Legal action has to overcome illegality
THIS is with reference to the article ‘Forced expulsion’ (Nov 8) which was critical of the government’s decision to deport all illegal migrants from Pakistan’s territory. The criticism, to me, was not based on facts. Pakistan had acted as a frontline state against Soviet expansion in Afghanistan, and had been hosting the refugees since 1979.
The Pakistan-Afghanistan border was kept intentionally porous to allow free movement of people from both sides of the border. Due to divided tribes and lax border controls, a large number of Afghans would enter and leave the country at will, spawning a culture of self-assumed ‘exemption’ from visa due to geopolitical unrest in Afghanistan.
In the absence of domestic laws governing the asylum issues, except the Foreigners Act, 1946, Pakistan did not have any laws covering settlement or repatriation issues of refugees. In 1993, a trilateral agreement involving the United Nations High Commissioner for Refugees (UNHCR), Pakistan and Afghanistan gave asylum jurisdiction to the UN agency.
In 2007, the UNHCR and the Pakistan government started a process to register Afghan refugees by issuing them Proof of Registration (PoR) Card. Later, in 2017, the Ministry of States and Frontier Regions (Safron) introduced the Afghan Citizenship Card scheme to register some 0.83 million Afghan migrants, who had come in waves later for a variety of reasons, and included well-educated and affluent people.
The objective was to keep them as identified Afghans and to later facilitate their legal repatriation.
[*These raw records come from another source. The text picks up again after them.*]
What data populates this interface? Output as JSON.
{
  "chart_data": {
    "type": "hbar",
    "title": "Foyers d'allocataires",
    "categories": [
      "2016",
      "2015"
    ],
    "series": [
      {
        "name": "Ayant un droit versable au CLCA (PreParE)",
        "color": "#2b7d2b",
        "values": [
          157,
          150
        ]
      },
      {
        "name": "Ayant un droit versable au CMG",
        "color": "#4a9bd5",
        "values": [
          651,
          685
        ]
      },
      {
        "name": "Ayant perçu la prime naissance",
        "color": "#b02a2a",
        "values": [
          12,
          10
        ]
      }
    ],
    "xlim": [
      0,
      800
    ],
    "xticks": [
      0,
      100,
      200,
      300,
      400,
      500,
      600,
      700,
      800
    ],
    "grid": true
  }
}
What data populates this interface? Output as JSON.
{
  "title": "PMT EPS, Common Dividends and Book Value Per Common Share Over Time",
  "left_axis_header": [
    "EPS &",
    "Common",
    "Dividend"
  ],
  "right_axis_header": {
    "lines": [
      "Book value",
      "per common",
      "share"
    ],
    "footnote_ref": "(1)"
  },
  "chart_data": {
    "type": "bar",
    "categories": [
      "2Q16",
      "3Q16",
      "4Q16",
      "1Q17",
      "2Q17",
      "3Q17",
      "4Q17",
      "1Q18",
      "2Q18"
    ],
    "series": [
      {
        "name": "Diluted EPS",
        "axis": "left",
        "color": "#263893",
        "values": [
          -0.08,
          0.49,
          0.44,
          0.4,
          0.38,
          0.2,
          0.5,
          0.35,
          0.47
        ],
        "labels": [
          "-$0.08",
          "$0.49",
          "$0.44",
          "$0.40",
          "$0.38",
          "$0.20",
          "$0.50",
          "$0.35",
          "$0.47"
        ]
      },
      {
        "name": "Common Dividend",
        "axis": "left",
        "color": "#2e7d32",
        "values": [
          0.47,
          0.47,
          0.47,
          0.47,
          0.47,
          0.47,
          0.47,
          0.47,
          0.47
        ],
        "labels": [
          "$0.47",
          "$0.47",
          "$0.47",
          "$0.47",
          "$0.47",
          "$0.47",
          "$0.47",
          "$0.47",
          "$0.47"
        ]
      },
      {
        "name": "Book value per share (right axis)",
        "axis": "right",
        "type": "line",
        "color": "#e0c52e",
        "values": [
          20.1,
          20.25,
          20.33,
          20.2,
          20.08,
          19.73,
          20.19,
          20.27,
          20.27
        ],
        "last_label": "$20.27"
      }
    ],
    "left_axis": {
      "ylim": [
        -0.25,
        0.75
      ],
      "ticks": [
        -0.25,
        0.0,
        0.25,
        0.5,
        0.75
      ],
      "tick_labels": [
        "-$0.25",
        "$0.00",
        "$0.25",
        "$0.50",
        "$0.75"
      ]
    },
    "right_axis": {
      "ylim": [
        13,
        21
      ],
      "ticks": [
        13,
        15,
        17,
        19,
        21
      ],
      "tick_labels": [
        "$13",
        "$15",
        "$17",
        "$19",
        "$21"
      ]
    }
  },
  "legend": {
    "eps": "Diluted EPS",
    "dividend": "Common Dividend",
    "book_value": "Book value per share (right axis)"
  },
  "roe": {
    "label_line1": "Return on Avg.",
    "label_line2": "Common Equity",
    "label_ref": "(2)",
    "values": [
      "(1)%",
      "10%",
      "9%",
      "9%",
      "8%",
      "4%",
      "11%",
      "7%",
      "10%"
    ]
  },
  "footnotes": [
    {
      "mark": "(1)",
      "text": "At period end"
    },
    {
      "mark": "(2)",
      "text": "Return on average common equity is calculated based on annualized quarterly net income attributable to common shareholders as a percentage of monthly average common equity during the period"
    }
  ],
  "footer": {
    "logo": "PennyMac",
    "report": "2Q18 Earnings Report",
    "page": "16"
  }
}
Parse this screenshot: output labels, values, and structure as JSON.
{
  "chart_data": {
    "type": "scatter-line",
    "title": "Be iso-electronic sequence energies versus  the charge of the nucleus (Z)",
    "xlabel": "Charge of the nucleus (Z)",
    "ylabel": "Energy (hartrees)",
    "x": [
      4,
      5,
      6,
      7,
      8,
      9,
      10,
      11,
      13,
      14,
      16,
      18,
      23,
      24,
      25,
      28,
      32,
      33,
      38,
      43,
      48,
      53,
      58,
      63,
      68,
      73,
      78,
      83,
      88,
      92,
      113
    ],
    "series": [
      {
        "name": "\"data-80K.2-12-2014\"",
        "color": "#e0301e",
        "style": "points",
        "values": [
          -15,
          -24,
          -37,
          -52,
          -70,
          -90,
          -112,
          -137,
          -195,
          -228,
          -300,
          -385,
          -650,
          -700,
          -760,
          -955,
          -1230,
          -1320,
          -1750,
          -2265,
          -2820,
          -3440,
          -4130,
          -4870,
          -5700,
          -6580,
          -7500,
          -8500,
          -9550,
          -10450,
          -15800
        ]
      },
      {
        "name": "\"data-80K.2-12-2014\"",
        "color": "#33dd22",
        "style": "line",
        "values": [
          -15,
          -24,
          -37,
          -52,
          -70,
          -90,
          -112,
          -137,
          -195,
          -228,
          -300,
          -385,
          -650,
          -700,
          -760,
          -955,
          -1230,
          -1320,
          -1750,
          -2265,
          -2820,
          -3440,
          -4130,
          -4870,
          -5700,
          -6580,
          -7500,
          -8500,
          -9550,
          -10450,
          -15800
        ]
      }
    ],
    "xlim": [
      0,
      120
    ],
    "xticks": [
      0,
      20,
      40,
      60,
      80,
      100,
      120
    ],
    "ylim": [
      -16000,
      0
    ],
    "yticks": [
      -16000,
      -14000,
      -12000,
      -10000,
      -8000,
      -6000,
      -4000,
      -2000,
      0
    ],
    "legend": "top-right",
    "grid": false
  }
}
Another 0.7 million migrants entered Pakistan after the withdrawal of American troops from Afghanistan in 2021. These people entered Pakistan on varying pretexts, the chief amongst those was to get their visas processed from the embassies of Western countries.
Presently, there are about four million Afghans living in Pakistan; 1.4 million with PoR cards, 0.83 million with Afghan Citizenship cards, and more than 1.7 million undocumented Afghans, including the 0.7 million who came after 2021.
The countries that had promised the resettlement of the refugees are now dithering over visa issues, burdening Pakistan further. Pakistan, like the US, is not a signatory to the UN Refugee Convention, 1951, and its Additional Protocol that was signed in 1967, but has still hosted millions of Afghans for over four decades despite having limited resources for its own population.
The Western countries, despite their huge resources, are not so munificent when it comes to absorbing refugees. Pakistan, on the other hand, has suffered seriously in every sense of the word owing to illegal migrants.
Now when the interim government in Afghanistan itself claims that it has established peace and order in areas falling under its jurisdiction, what is it exactly that is preventing it from welcoming its own citizens? Why should Pakistan keep hosting undocumented illegal migrants? Have countries like Iran, Uzbekistan and Tajikistan displayed the same blithe disregard to border control and illegal migration?
The government in Pakistan needs to be firm and consistent in its approach towards the planned deportation of illegal migrants. It owes this resolve to the countless martyrs who have laid down their lives fighting crime and terrorism.